The book gets off to a slightly sluggish start as Lidegaard introduces key characters. But once the drama kicks in it, it turns almost into a thriller with a handful of first-person stories into the larger political machinations. On one night alone, more than 1,400 people managed to escape by boat into the welcoming arms of the Swedes.
Others were not so lucky: in a fishing hamlet, 85 people were dragged from a church loft – an action that makes a shocked fishing hamlet all the more determined to save the rest of their refugees. Within hours of the raid, an escape committee is formed by the local teacher, doctor and two grocers.

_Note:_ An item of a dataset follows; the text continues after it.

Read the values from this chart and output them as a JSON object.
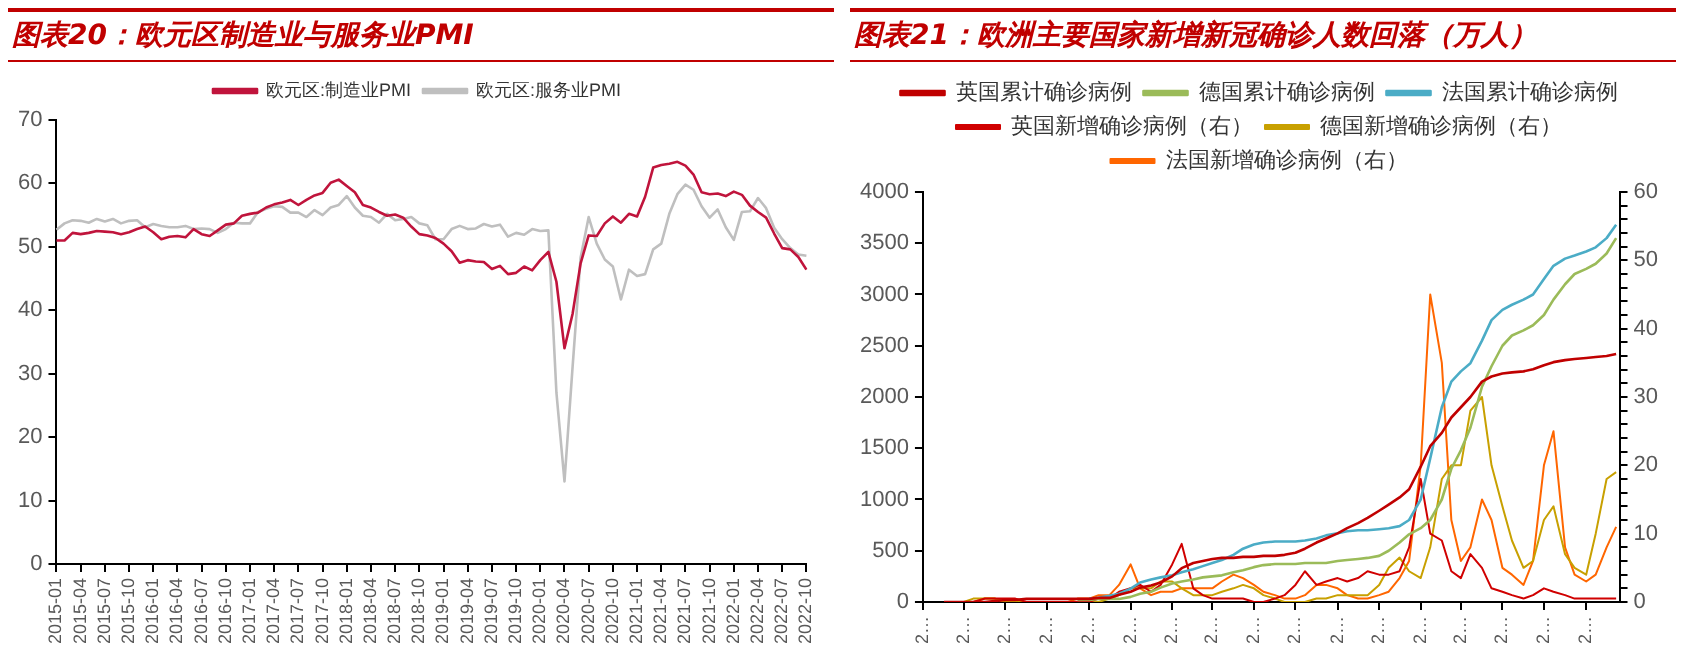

As Lidegaard argues, the Danes showed that countries and citizens make a choice when collaborating with mass murder.Incredibly, anti-Semitic propaganda was banned under Nazi occupation, while citizens refused to identify Jews and Danish police did not assist in arrests. Yes, the Danes had relatively light occupation and were close geographically to a free nation. But they protected their Jews because they saw them as fellow countrymen.
As the elderly King Christian famously told his prime minister: ‘If the request was made, the right attitude would be for all of us to wear the star of David.’